Prospective.fr – Mai 2019 – Edito

Prospective : jeu de cartes

Hommage à tous ceux qui, au fil du temps, ont inventé des moyens de s’orienter sur la Planète et sont donc à l’origine de toutes nos civilisations !

À ces artistes, ancêtres des astronomes, qui, vers 16 500 avant notre ère, ont représenté sur les murs de la grotte de Lascaux les étoiles les plus brillantes du ciel nocturne.

Au premier des géographes, Ptolémée, qui, au IIe siècle, eut le projet d’une carte détaillée du monde connu à l’époque.

À ceux dont les portulans, cartes maritimes qui permettaient de repérer les ports, les îles, les courants, les récifs permirent aux marins de faire du cabotage et à ceux qui inventèrent l’astrolabe qui, indiquant la latitude à partir du ciel, les encouragèrent à s’aventurer plus loin.

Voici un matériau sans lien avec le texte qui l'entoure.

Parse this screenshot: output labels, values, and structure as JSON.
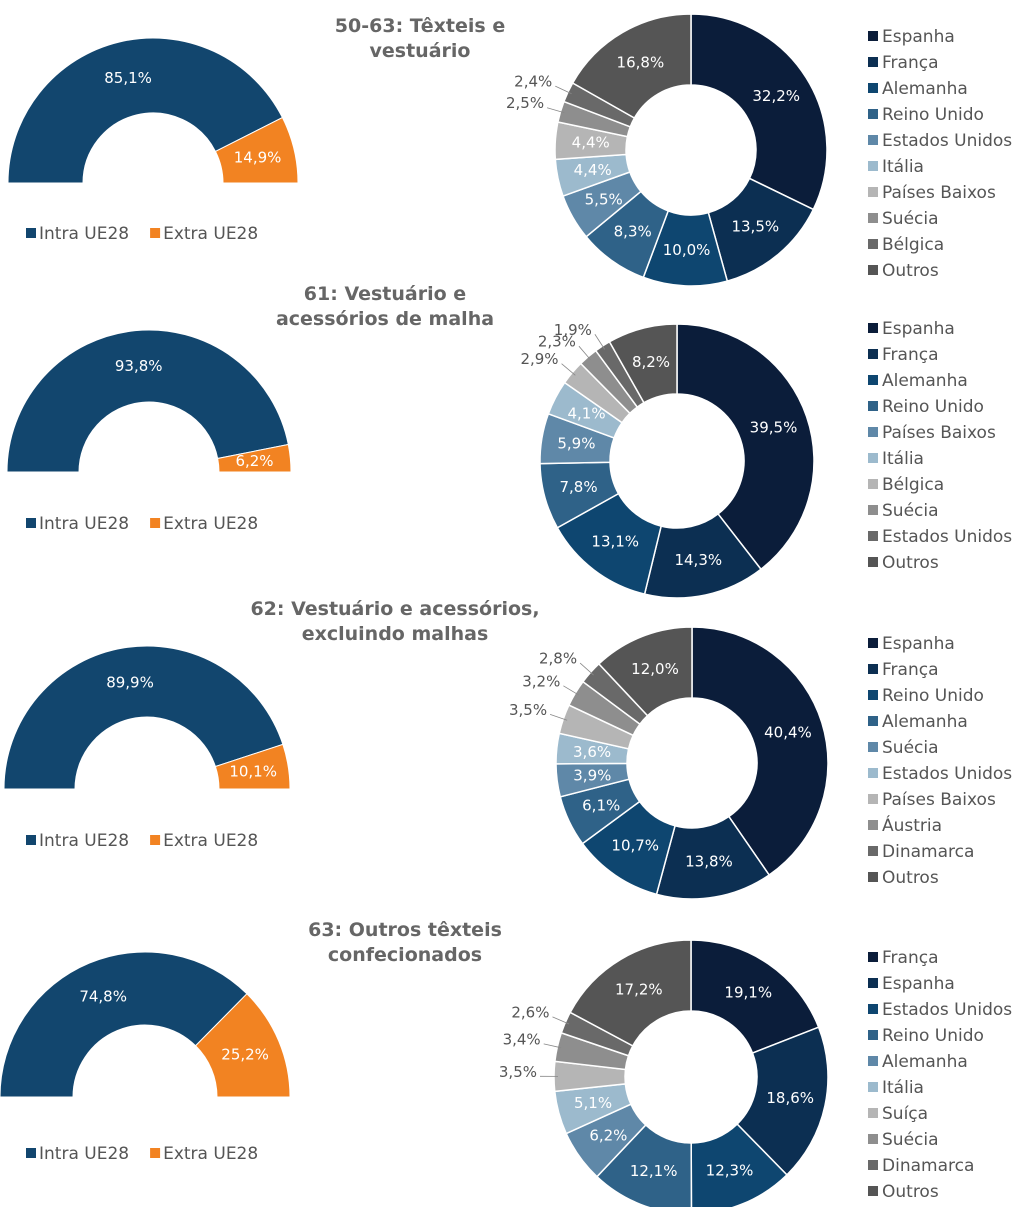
{
  "chart_data": [
    {
      "type": "half-donut",
      "categories": [
        "Intra UE28",
        "Extra UE28"
      ],
      "values": [
        85.1,
        14.9
      ],
      "value_labels": [
        "85,1%",
        "14,9%"
      ],
      "colors": [
        "#12466e",
        "#f28322"
      ]
    },
    {
      "type": "donut",
      "title": "50-63: Têxteis e vestuário",
      "categories": [
        "Espanha",
        "França",
        "Alemanha",
        "Reino Unido",
        "Estados Unidos",
        "Itália",
        "Países Baixos",
        "Suécia",
        "Bélgica",
        "Outros"
      ],
      "values": [
        32.2,
        13.5,
        10.0,
        8.3,
        5.5,
        4.4,
        4.4,
        2.5,
        2.4,
        16.8
      ],
      "value_labels": [
        "32,2%",
        "13,5%",
        "10,0%",
        "8,3%",
        "5,5%",
        "4,4%",
        "4,4%",
        "2,5%",
        "2,4%",
        "16,8%"
      ],
      "colors": [
        "#0b1d3a",
        "#0c2f52",
        "#0e4670",
        "#2f6288",
        "#5f88a8",
        "#9cbacd",
        "#b5b5b5",
        "#8e8e8e",
        "#696969",
        "#555555"
      ]
    },
    {
      "type": "half-donut",
      "categories": [
        "Intra UE28",
        "Extra UE28"
      ],
      "values": [
        93.8,
        6.2
      ],
      "value_labels": [
        "93,8%",
        "6,2%"
      ],
      "colors": [
        "#12466e",
        "#f28322"
      ]
    },
    {
      "type": "donut",
      "title": "61: Vestuário e acessórios de malha",
      "categories": [
        "Espanha",
        "França",
        "Alemanha",
        "Reino Unido",
        "Países Baixos",
        "Itália",
        "Bélgica",
        "Suécia",
        "Estados Unidos",
        "Outros"
      ],
      "values": [
        39.5,
        14.3,
        13.1,
        7.8,
        5.9,
        4.1,
        2.9,
        2.3,
        1.9,
        8.2
      ],
      "value_labels": [
        "39,5%",
        "14,3%",
        "13,1%",
        "7,8%",
        "5,9%",
        "4,1%",
        "2,9%",
        "2,3%",
        "1,9%",
        "8,2%"
      ],
      "colors": [
        "#0b1d3a",
        "#0c2f52",
        "#0e4670",
        "#2f6288",
        "#5f88a8",
        "#9cbacd",
        "#b5b5b5",
        "#8e8e8e",
        "#696969",
        "#555555"
      ]
    },
    {
      "type": "half-donut",
      "categories": [
        "Intra UE28",
        "Extra UE28"
      ],
      "values": [
        89.9,
        10.1
      ],
      "value_labels": [
        "89,9%",
        "10,1%"
      ],
      "colors": [
        "#12466e",
        "#f28322"
      ]
    },
    {
      "type": "donut",
      "title": "62: Vestuário e acessórios, excluindo malhas",
      "categories": [
        "Espanha",
        "França",
        "Reino Unido",
        "Alemanha",
        "Suécia",
        "Estados Unidos",
        "Países Baixos",
        "Áustria",
        "Dinamarca",
        "Outros"
      ],
      "values": [
        40.4,
        13.8,
        10.7,
        6.1,
        3.9,
        3.6,
        3.5,
        3.2,
        2.8,
        12.0
      ],
      "value_labels": [
        "40,4%",
        "13,8%",
        "10,7%",
        "6,1%",
        "3,9%",
        "3,6%",
        "3,5%",
        "3,2%",
        "2,8%",
        "12,0%"
      ],
      "colors": [
        "#0b1d3a",
        "#0c2f52",
        "#0e4670",
        "#2f6288",
        "#5f88a8",
        "#9cbacd",
        "#b5b5b5",
        "#8e8e8e",
        "#696969",
        "#555555"
      ]
    },
    {
      "type": "half-donut",
      "categories": [
        "Intra UE28",
        "Extra UE28"
      ],
      "values": [
        74.8,
        25.2
      ],
      "value_labels": [
        "74,8%",
        "25,2%"
      ],
      "colors": [
        "#12466e",
        "#f28322"
      ]
    },
    {
      "type": "donut",
      "title": "63: Outros têxteis confecionados",
      "categories": [
        "França",
        "Espanha",
        "Estados Unidos",
        "Reino Unido",
        "Alemanha",
        "Itália",
        "Suíça",
        "Suécia",
        "Dinamarca",
        "Outros"
      ],
      "values": [
        19.1,
        18.6,
        12.3,
        12.1,
        6.2,
        5.1,
        3.5,
        3.4,
        2.6,
        17.2
      ],
      "value_labels": [
        "19,1%",
        "18,6%",
        "12,3%",
        "12,1%",
        "6,2%",
        "5,1%",
        "3,5%",
        "3,4%",
        "2,6%",
        "17,2%"
      ],
      "colors": [
        "#0b1d3a",
        "#0c2f52",
        "#0e4670",
        "#2f6288",
        "#5f88a8",
        "#9cbacd",
        "#b5b5b5",
        "#8e8e8e",
        "#696969",
        "#555555"
      ]
    }
  ]
}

Avec les navigateurs, il y eut toujours des cartographes. Quand Christophe Colomb convia son frère Bartholomé à l’accompagner pour son second voyage en 1493, ce dernier était cartographe auprès d’Anne de Beaujeu, fille aînée du roi Louis XI.

À Waldseemüller qui, inspiré par Ptolémée, a publié en 1507 le premier planisphère. C’est sur ce document qu’il a d’abord été fait mention du nom « America », d’après les voyages (et peut-être avec la collaboration) d’Amerigo Vespucci. Ce planisphère en forme de cœur est une projection plane du globe terrestre. Il fait toujours la gloire de Saint-Dié-des-Vosges, où il a été imprimé et où un exemplaire est exposé dans la salle du Trésor de la Médiathèque.

À tous ceux qui, au cours des siècles, ont affiné leurs techniques pour arriver aux cartes que nous connaissons encore : globes terrestres, planisphères, cartes routières et maritimes, cartes d’état-major, et même Google Map…

Ces cartes nous les utilisons de moins en moins depuis l’avènement du GPS, sorte de retour à l’astrolabe puisqu’il part du ciel pour arriver à la terre.

Au GPS et à sa déclinaison participative Waze. Il nous permet de nous désencombrer et de nous passer de cartes matérielles surtout lorsque nous nous rendons dans un endroit où nous ne retournerons pas, de nous jouer des obstacles nouveaux et changeants qu’une carte papier ne peut anticiper tels que les modifications de sens interdits, les chantiers, les embouteillages… Grâce au GPS on ne risque plus de se perdre.

Et hommage, maintenant, à what3words. Cette application de géocodage permet de communiquer un emplacement précis sans passer par la latitude et la longitude, sans l’aide de satellites, et en évitant les confusions dues entre autres aux homonymies entre noms de rues ou noms de villes. Les inventeurs du système ont divisé la surface du globe en 57 000 carrés de trois mètres de côté et attribué à chacun une adresse en trois mots communs, en 36 langues. Gageons que bientôt chacun d’entre nous connaîtra les trois mots désignant précisément sa maison. La Statue de la Liberté, elle, est située à l’emplacement défiler.révélons.revisser.

Et c’est ainsi que, comme le raconte Karl De Meyer dans Les Échos week-end, « dans les steppes de Mongolie, on peut apercevoir parfois, au sommet d’une colline, un éleveur nomade, le bras levé, à la recherche d’un signal de réception. Il est en train de communiquer les coordonnées de son nouveau campement, au milieu de nulle part, aux membres sédentaires de sa famille ou à des amis de la ville. Ces derniers se chargeront ensuite d’actualiser les données sur la plate-forme Airbnb à l’attention des touristes en quête de vacances différentes. »

Depuis nos lointains ancêtres qui figuraient les étoiles sur les parois des grottes jusqu’à nous autres, prospectivistes, le fil de la créativité tournée vers les lointains ne s’est jamais rompu.